Former county in Oklahoma, United States

Swanson County is a defunct county in Oklahoma. It was created from southern Kiowa County and western Comanche County on August 13, 1910, after a special election, but dissolved after a decision by the Oklahoma Supreme Court overturned the election in 1911. The county was named for Claude A. Swanson, Governor of Virginia and a friend of Oklahoma Governor Charles N. Haskell.

==History==
On May 10, 1910, a special election was held in southern Kiowa County and western Comanche County to approve the formation of a new county that could more effectively serve residents of that area. Although more than 60 percent of the overall residents approved the measure, a majority of Comanche County Residents voted against it. Governor Charles N. Haskell officially proclaimed Swanson County's formation on August 13, 1910 and designated Mountain Park, Oklahoma as the temporary county seat. In January 1911, the state House of Representatives seated James V. McClintic as the representative from Swanson County.

The location of the county seat in Mountain Park was hotly contested by a group of residents who favored Snyder as the seat. They claimed that Mountain Park lacked a public water system, fire protection and suitable office space for county government. A rainstorm that soaked official county documents seemed to prove their point.

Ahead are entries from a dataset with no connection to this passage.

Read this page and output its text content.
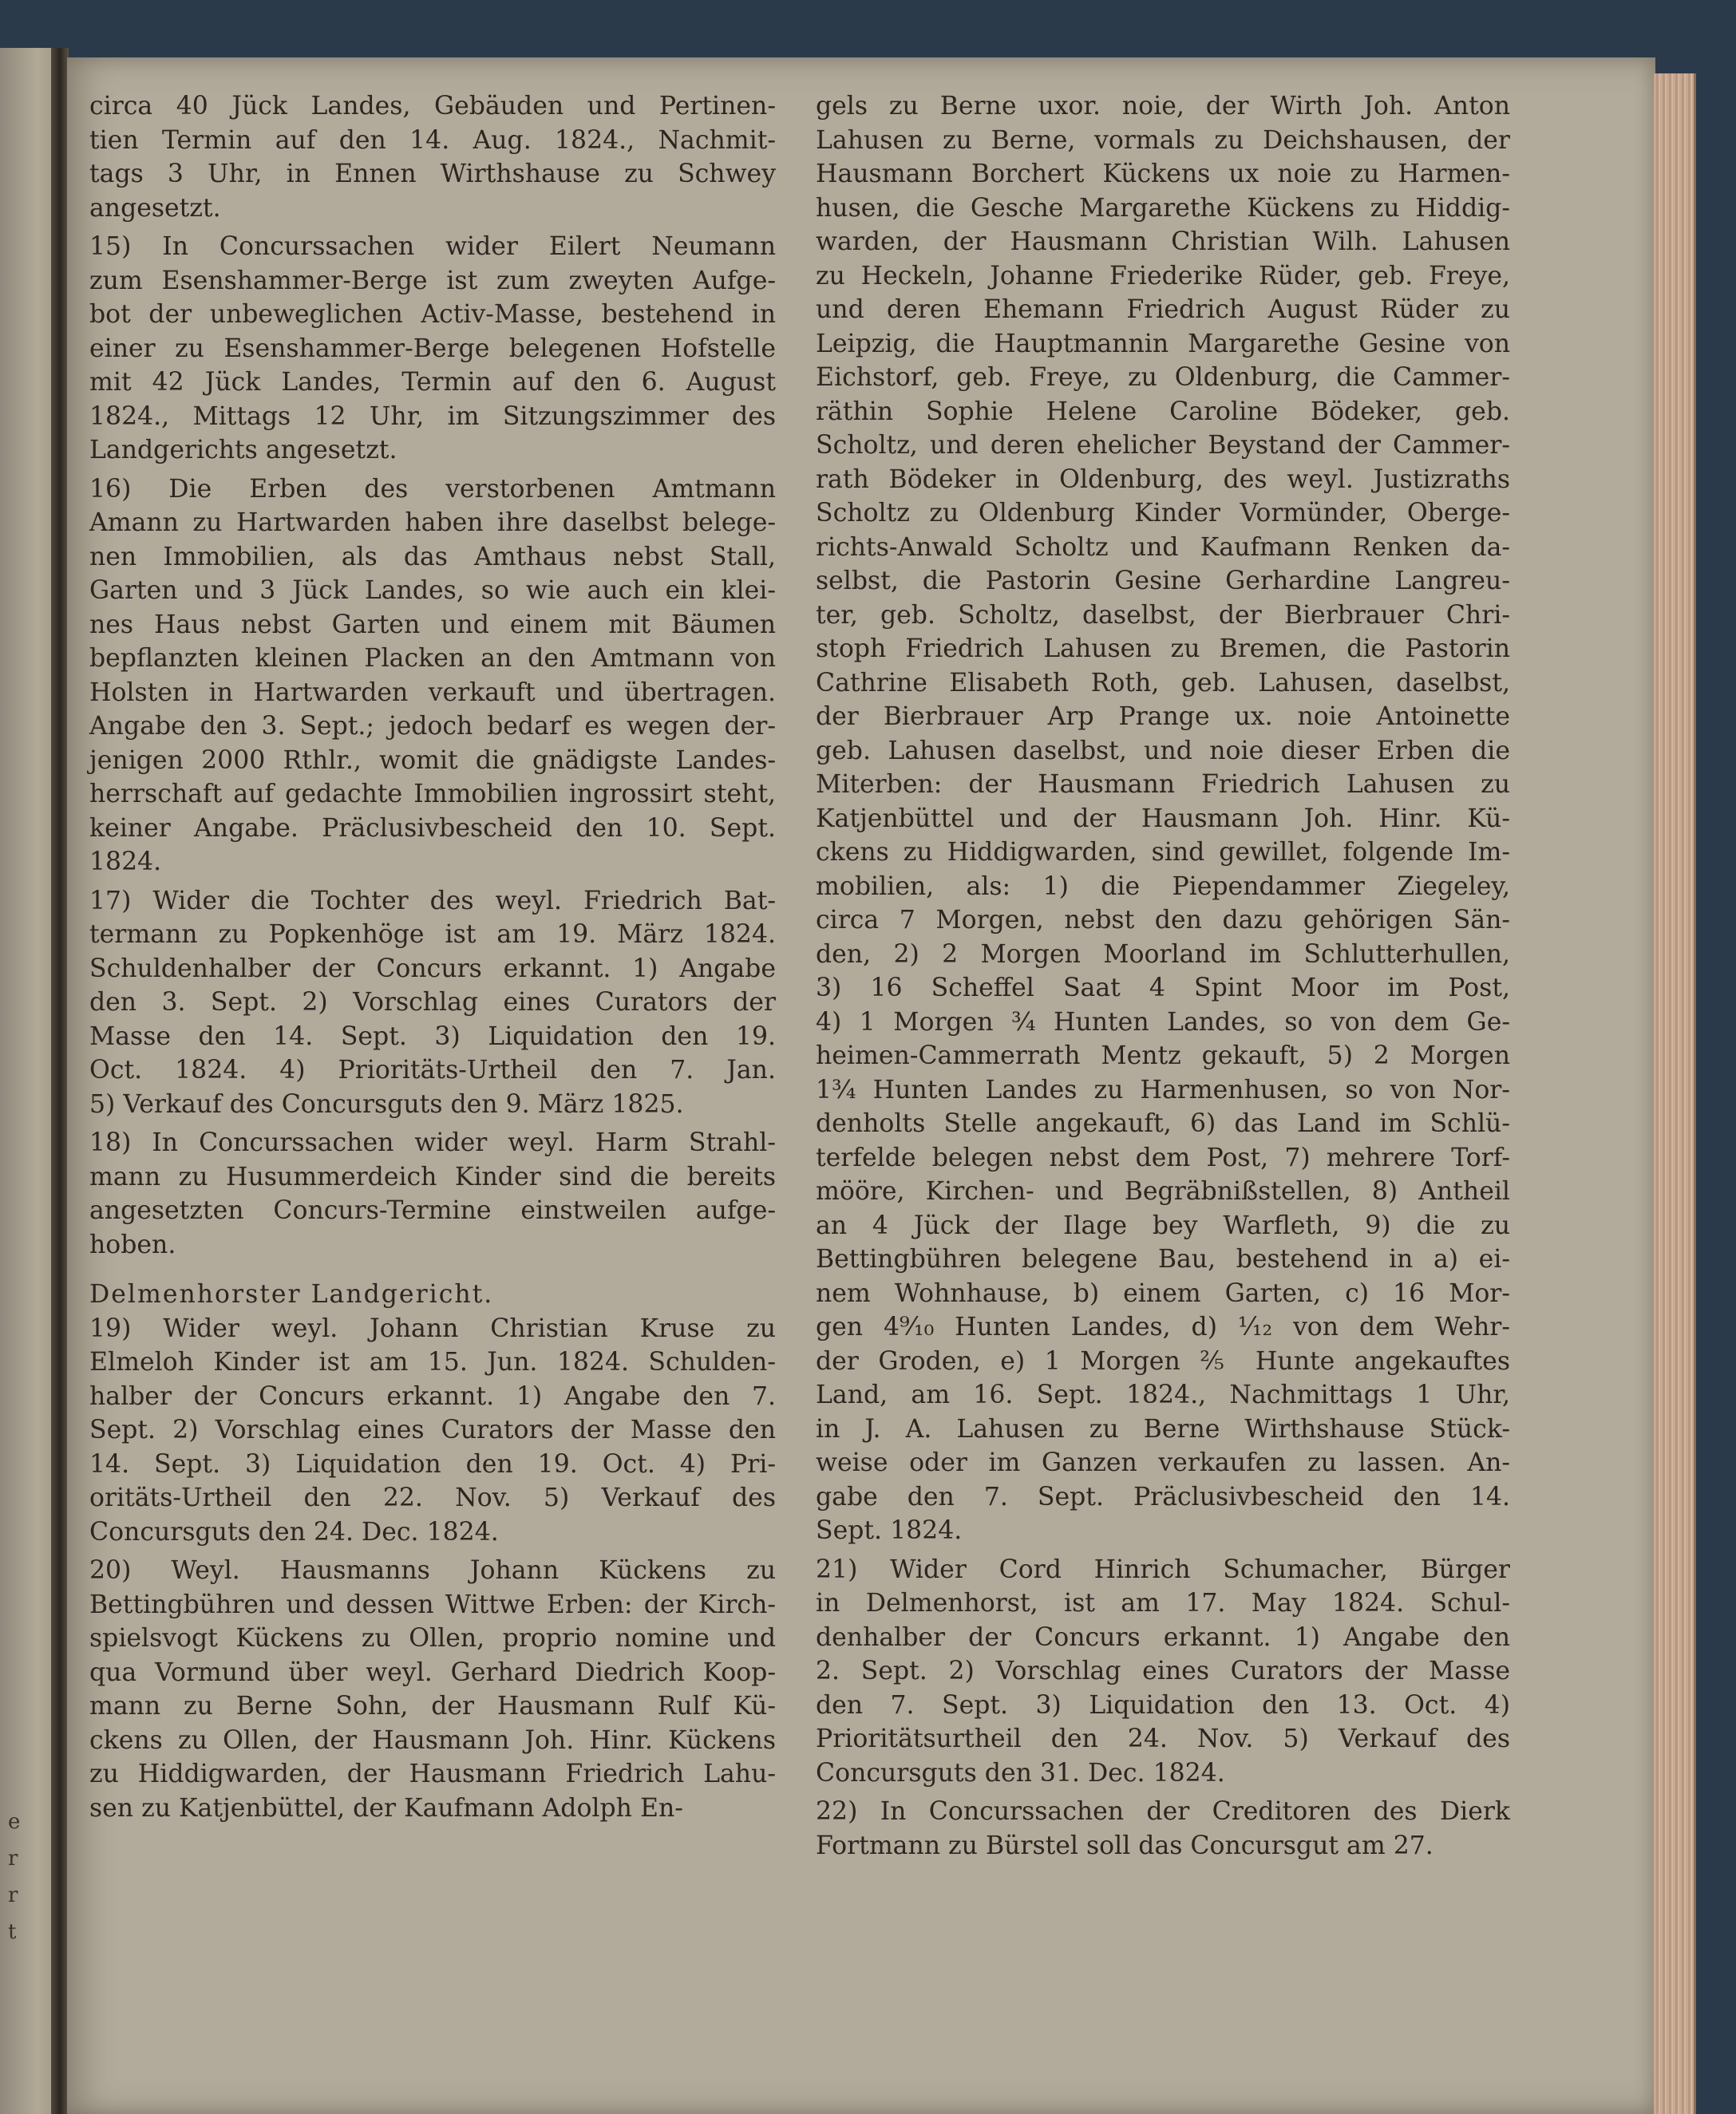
e
r
r
t
circa 40 Jück Landes, Gebäuden und Pertinen-
tien Termin auf den 14. Aug. 1824., Nachmit-
tags 3 Uhr, in Ennen Wirthshause zu Schwey
angesetzt.
15) In Concurssachen wider Eilert Neumann
zum Esenshammer-Berge ist zum zweyten Aufge-
bot der unbeweglichen Activ-Masse, bestehend in
einer zu Esenshammer-Berge belegenen Hofstelle
mit 42 Jück Landes, Termin auf den 6. August
1824., Mittags 12 Uhr, im Sitzungszimmer des
Landgerichts angesetzt.
16) Die Erben des verstorbenen Amtmann
Amann zu Hartwarden haben ihre daselbst belege-
nen Immobilien, als das Amthaus nebst Stall,
Garten und 3 Jück Landes, so wie auch ein klei-
nes Haus nebst Garten und einem mit Bäumen
bepflanzten kleinen Placken an den Amtmann von
Holsten in Hartwarden verkauft und übertragen.
Angabe den 3. Sept.; jedoch bedarf es wegen der-
jenigen 2000 Rthlr., womit die gnädigste Landes-
herrschaft auf gedachte Immobilien ingrossirt steht,
keiner Angabe. Präclusivbescheid den 10. Sept.
1824.
17) Wider die Tochter des weyl. Friedrich Bat-
termann zu Popkenhöge ist am 19. März 1824.
Schuldenhalber der Concurs erkannt. 1) Angabe
den 3. Sept. 2) Vorschlag eines Curators der
Masse den 14. Sept. 3) Liquidation den 19.
Oct. 1824. 4) Prioritäts-Urtheil den 7. Jan.
5) Verkauf des Concursguts den 9. März 1825.
18) In Concurssachen wider weyl. Harm Strahl-
mann zu Husummerdeich Kinder sind die bereits
angesetzten Concurs-Termine einstweilen aufge-
hoben.
Delmenhorster Landgericht.
19) Wider weyl. Johann Christian Kruse zu
Elmeloh Kinder ist am 15. Jun. 1824. Schulden-
halber der Concurs erkannt. 1) Angabe den 7.
Sept. 2) Vorschlag eines Curators der Masse den
14. Sept. 3) Liquidation den 19. Oct. 4) Pri-
oritäts-Urtheil den 22. Nov. 5) Verkauf des
Concursguts den 24. Dec. 1824.
20) Weyl. Hausmanns Johann Kückens zu
Bettingbühren und dessen Wittwe Erben: der Kirch-
spielsvogt Kückens zu Ollen, proprio nomine und
qua Vormund über weyl. Gerhard Diedrich Koop-
mann zu Berne Sohn, der Hausmann Rulf Kü-
ckens zu Ollen, der Hausmann Joh. Hinr. Kückens
zu Hiddigwarden, der Hausmann Friedrich Lahu-
sen zu Katjenbüttel, der Kaufmann Adolph En-
gels zu Berne uxor. noie, der Wirth Joh. Anton
Lahusen zu Berne, vormals zu Deichshausen, der
Hausmann Borchert Kückens ux noie zu Harmen-
husen, die Gesche Margarethe Kückens zu Hiddig-
warden, der Hausmann Christian Wilh. Lahusen
zu Heckeln, Johanne Friederike Rüder, geb. Freye,
und deren Ehemann Friedrich August Rüder zu
Leipzig, die Hauptmannin Margarethe Gesine von
Eichstorf, geb. Freye, zu Oldenburg, die Cammer-
räthin Sophie Helene Caroline Bödeker, geb.
Scholtz, und deren ehelicher Beystand der Cammer-
rath Bödeker in Oldenburg, des weyl. Justizraths
Scholtz zu Oldenburg Kinder Vormünder, Oberge-
richts-Anwald Scholtz und Kaufmann Renken da-
selbst, die Pastorin Gesine Gerhardine Langreu-
ter, geb. Scholtz, daselbst, der Bierbrauer Chri-
stoph Friedrich Lahusen zu Bremen, die Pastorin
Cathrine Elisabeth Roth, geb. Lahusen, daselbst,
der Bierbrauer Arp Prange ux. noie Antoinette
geb. Lahusen daselbst, und noie dieser Erben die
Miterben: der Hausmann Friedrich Lahusen zu
Katjenbüttel und der Hausmann Joh. Hinr. Kü-
ckens zu Hiddigwarden, sind gewillet, folgende Im-
mobilien, als: 1) die Piependammer Ziegeley,
circa 7 Morgen, nebst den dazu gehörigen Sän-
den, 2) 2 Morgen Moorland im Schlutterhullen,
3) 16 Scheffel Saat 4 Spint Moor im Post,
4) 1 Morgen ¾ Hunten Landes, so von dem Ge-
heimen-Cammerrath Mentz gekauft, 5) 2 Morgen
1¾ Hunten Landes zu Harmenhusen, so von Nor-
denholts Stelle angekauft, 6) das Land im Schlü-
terfelde belegen nebst dem Post, 7) mehrere Torf-
mööre, Kirchen- und Begräbnißstellen, 8) Antheil
an 4 Jück der Ilage bey Warfleth, 9) die zu
Bettingbühren belegene Bau, bestehend in a) ei-
nem Wohnhause, b) einem Garten, c) 16 Mor-
gen 4⁹⁄₁₀ Hunten Landes, d) ¹⁄₁₂ von dem Wehr-
der Groden, e) 1 Morgen ⅖ Hunte angekauftes
Land, am 16. Sept. 1824., Nachmittags 1 Uhr,
in J. A. Lahusen zu Berne Wirthshause Stück-
weise oder im Ganzen verkaufen zu lassen. An-
gabe den 7. Sept. Präclusivbescheid den 14.
Sept. 1824.
21) Wider Cord Hinrich Schumacher, Bürger
in Delmenhorst, ist am 17. May 1824. Schul-
denhalber der Concurs erkannt. 1) Angabe den
2. Sept. 2) Vorschlag eines Curators der Masse
den 7. Sept. 3) Liquidation den 13. Oct. 4)
Prioritätsurtheil den 24. Nov. 5) Verkauf des
Concursguts den 31. Dec. 1824.
22) In Concurssachen der Creditoren des Dierk
Fortmann zu Bürstel soll das Concursgut am 27.
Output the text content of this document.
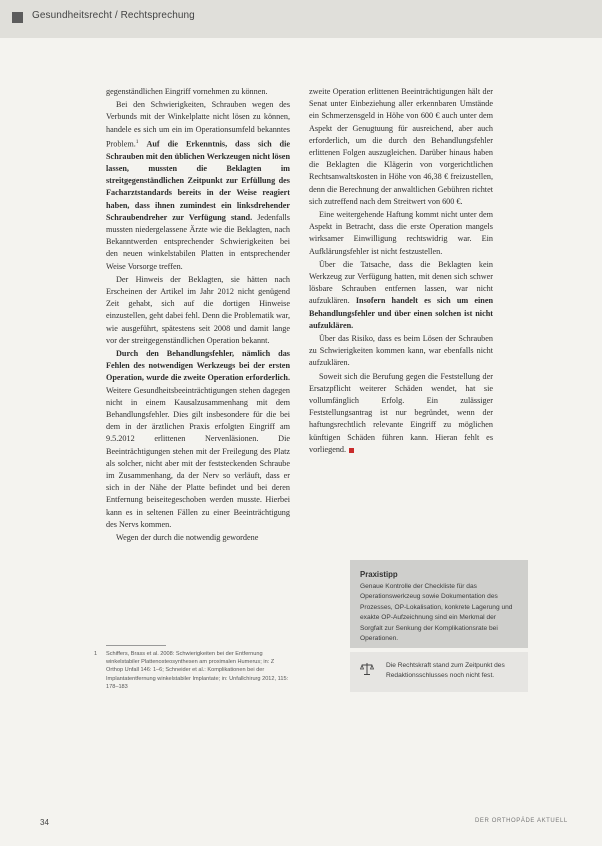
Gesundheitsrecht / Rechtsprechung

gegenständlichen Eingriff vornehmen zu können.

Bei den Schwierigkeiten, Schrauben wegen des Verbunds mit der Winkelplatte nicht lösen zu können, handele es sich um ein im Operationsumfeld bekanntes Problem.$^1$ Auf die Erkenntnis, dass sich die Schrauben mit den üblichen Werkzeugen nicht lösen lassen, mussten die Beklagten im streitgegenständlichen Zeitpunkt zur Erfüllung des Facharztstandards bereits in der Weise reagiert haben, dass ihnen zumindest ein linksdrehender Schraubendreher zur Verfügung stand. Jedenfalls mussten niedergelassene Ärzte wie die Beklagten, nach Bekanntwerden entsprechender Schwierigkeiten bei den neuen winkelstabilen Platten in entsprechender Weise Vorsorge treffen.

Der Hinweis der Beklagten, sie hätten nach Erscheinen der Artikel im Jahr 2012 nicht genügend Zeit gehabt, sich auf die dortigen Hinweise einzustellen, geht dabei fehl. Denn die Problematik war, wie ausgeführt, spätestens seit 2008 und damit lange vor der streitgegenständlichen Operation bekannt.

Durch den Behandlungsfehler, nämlich das Fehlen des notwendigen Werkzeugs bei der ersten Operation, wurde die zweite Operation erforderlich. Weitere Gesundheitsbeeinträchtigungen stehen dagegen nicht in einem Kausalzusammenhang mit dem Behandlungsfehler. Dies gilt insbesondere für die bei dem in der ärztlichen Praxis erfolgten Eingriff am 9.5.2012 erlittenen Nervenläsionen. Die Beeinträchtigungen stehen mit der Freilegung des Platz als solcher, nicht aber mit der feststeckenden Schraube im Zusammenhang, da der Nerv so verläuft, dass er sich in der Nähe der Platte befindet und bei deren Entfernung beiseitegeschoben werden musste. Hierbei kann es in seltenen Fällen zu einer Beeinträchtigung des Nervs kommen.

Wegen der durch die notwendig gewordene

zweite Operation erlittenen Beeinträchtigungen hält der Senat unter Einbeziehung aller erkennbaren Umstände ein Schmerzensgeld in Höhe von 600 € auch unter dem Aspekt der Genugtuung für ausreichend, aber auch erforderlich, um die durch den Behandlungsfehler erlittenen Folgen auszugleichen. Darüber hinaus haben die Beklagten die Klägerin von vorgerichtlichen Rechtsanwaltskosten in Höhe von 46,38 € freizustellen, denn die Berechnung der anwaltlichen Gebühren richtet sich zutreffend nach dem Streitwert von 600 €.

Eine weitergehende Haftung kommt nicht unter dem Aspekt in Betracht, dass die erste Operation mangels wirksamer Einwilligung rechtswidrig war. Ein Aufklärungsfehler ist nicht festzustellen.

Über die Tatsache, dass die Beklagten kein Werkzeug zur Verfügung hatten, mit denen sich schwer lösbare Schrauben entfernen lassen, war nicht aufzuklären. Insofern handelt es sich um einen Behandlungsfehler und über einen solchen ist nicht aufzuklären.

Über das Risiko, dass es beim Lösen der Schrauben zu Schwierigkeiten kommen kann, war ebenfalls nicht aufzuklären.

Soweit sich die Berufung gegen die Feststellung der Ersatzpflicht weiterer Schäden wendet, hat sie vollumfänglich Erfolg. Ein zulässiger Feststellungsantrag ist nur begründet, wenn der haftungsrechtlich relevante Eingriff zu möglichen künftigen Schäden führen kann. Hieran fehlt es vorliegend.

1 Schiffers, Brass et al. 2008: Schwierigkeiten bei der Entfernung winkelstabiler Plattenosteosynthesen am proximalen Humerus; in: Z Orthop Unfall 146: 1–6; Schneider et al.: Komplikationen bei der Implantatentfernung winkelstabiler Implantate; in: Unfallchirurg 2012, 115: 178–183
Praxistipp
Genaue Kontrolle der Checkliste für das Operationswerkzeug sowie Dokumentation des Prozesses, OP-Lokalisation, konkrete Lagerung und exakte OP-Aufzeichnung sind ein Merkmal der Sorgfalt zur Senkung der Komplikationsrate bei Operationen.
Die Rechtskraft stand zum Zeitpunkt des Redaktionsschlusses noch nicht fest.
34	DER ORTHOPÄDE AKTUELL
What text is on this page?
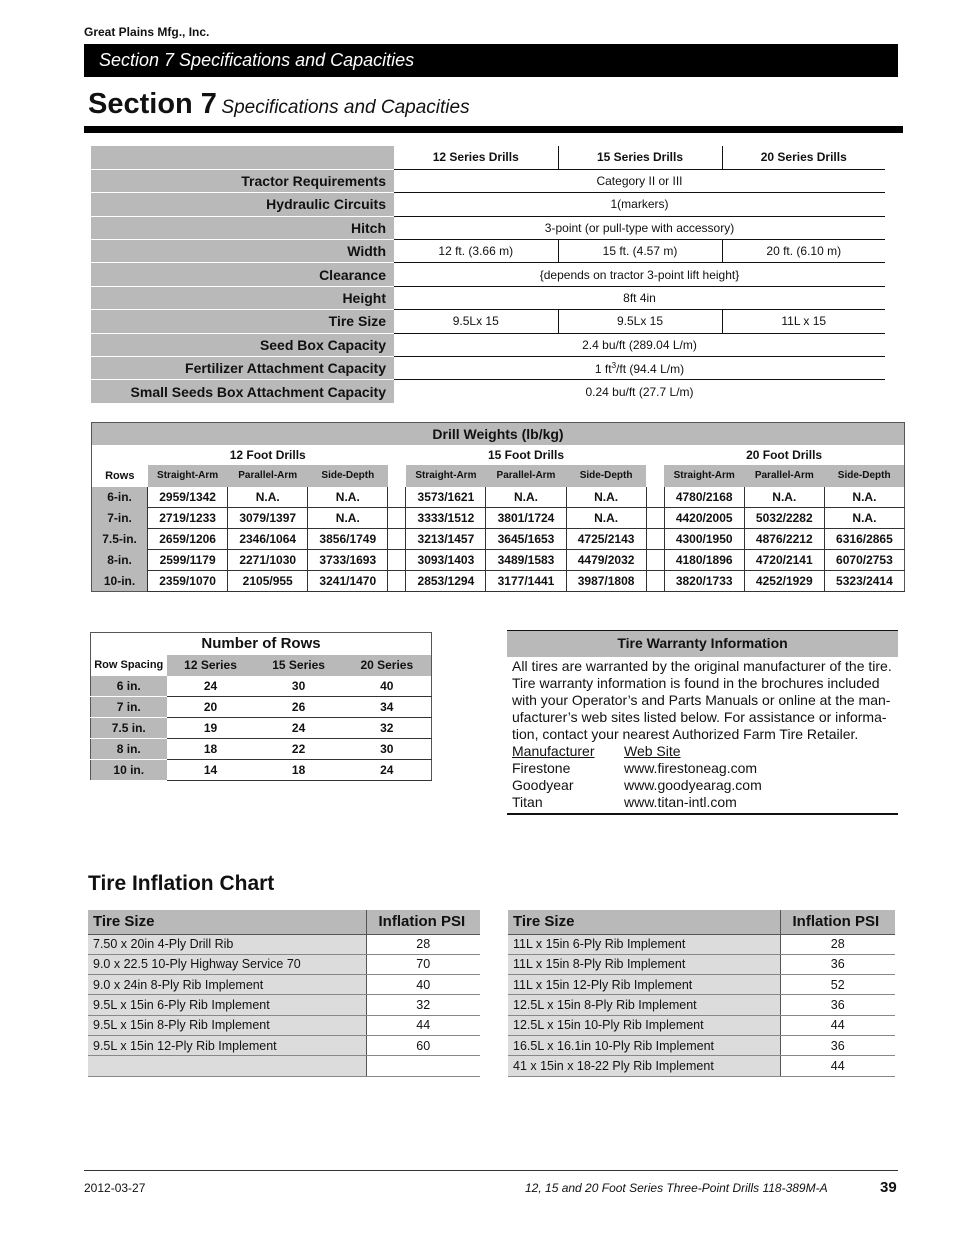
Great Plains Mfg., Inc.
Section 7 Specifications and Capacities
Section 7 Specifications and Capacities
	12 Series Drills	15 Series Drills	20 Series Drills
Tractor Requirements	Category II or III		
Hydraulic Circuits	1(markers)		
Hitch	3-point (or pull-type with accessory)		
Width	12 ft. (3.66 m)	15 ft. (4.57 m)	20 ft. (6.10 m)
Clearance	{depends on tractor 3-point lift height}		
Height	8ft 4in		
Tire Size	9.5Lx 15	9.5Lx 15	11L x 15
Seed Box Capacity	2.4 bu/ft (289.04 L/m)		
Fertilizer Attachment Capacity	1 $ft^3/ft$ (94.4 L/m)		
Small Seeds Box Attachment Capacity	0.24 bu/ft (27.7 L/m)		
Drill Weights (lb/kg)											
	12 Foot Drills				15 Foot Drills				20 Foot Drills		
Rows	Straight-Arm	Parallel-Arm	Side-Depth		Straight-Arm	Parallel-Arm	Side-Depth		Straight-Arm	Parallel-Arm	Side-Depth
6-in.	2959/1342	N.A.	N.A.		3573/1621	N.A.	N.A.		4780/2168	N.A.	N.A.
7-in.	2719/1233	3079/1397	N.A.		3333/1512	3801/1724	N.A.		4420/2005	5032/2282	N.A.
7.5-in.	2659/1206	2346/1064	3856/1749		3213/1457	3645/1653	4725/2143		4300/1950	4876/2212	6316/2865
8-in.	2599/1179	2271/1030	3733/1693		3093/1403	3489/1583	4479/2032		4180/1896	4720/2141	6070/2753
10-in.	2359/1070	2105/955	3241/1470		2853/1294	3177/1441	3987/1808		3820/1733	4252/1929	5323/2414
Number of Rows			
Row Spacing	12 Series	15 Series	20 Series
6 in.	24	30	40
7 in.	20	26	34
7.5 in.	19	24	32
8 in.	18	22	30
10 in.	14	18	24
Tire Warranty Information
All tires are warranted by the original manufacturer of the tire.
Tire warranty information is found in the brochures included
with your Operator’s and Parts Manuals or online at the man-
ufacturer’s web sites listed below. For assistance or informa-
tion, contact your nearest Authorized Farm Tire Retailer.
Manufacturer	Web Site
Firestone	www.firestoneag.com
Goodyear	www.goodyearag.com
Titan	www.titan-intl.com
Tire Inflation Chart
Tire Size	Inflation PSI
7.50 x 20in 4-Ply Drill Rib	28
9.0 x 22.5 10-Ply Highway Service 70	70
9.0 x 24in 8-Ply Rib Implement	40
9.5L x 15in 6-Ply Rib Implement	32
9.5L x 15in 8-Ply Rib Implement	44
9.5L x 15in 12-Ply Rib Implement	60

Tire Size	Inflation PSI
11L x 15in 6-Ply Rib Implement	28
11L x 15in 8-Ply Rib Implement	36
11L x 15in 12-Ply Rib Implement	52
12.5L x 15in 8-Ply Rib Implement	36
12.5L x 15in 10-Ply Rib Implement	44
16.5L x 16.1in 10-Ply Rib Implement	36
41 x 15in x 18-22 Ply Rib Implement	44
2012-03-27	12, 15 and 20 Foot Series Three-Point Drills 118-389M-A	39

Legal action was brought to resolve the dispute. On September 5, 1910, a group from Snyder simply removed the records to their town. A group of Mountain Park supporters retaliated by invading the homes of county officials and arresting these men at gunpoint. During this action, an employee of one of the county commissioners was killed. On March 7, 1911, the Supreme Court restored Mountain Park as the county seat and ordered that the county records be moved to Hobart, the seat of Kiowa County.

Meanwhile, officials of Comanche County challenged the Governor's proclamation in the District Court, arguing that the new county had not been approved by residents in their county. That court ruled in for dissolution, but the case was appealed to the state Supreme Court (Armstrong v. State ex rel. Fain co. Atty). On June 27, 1911, the Oklahoma Supreme Court dissolved the county.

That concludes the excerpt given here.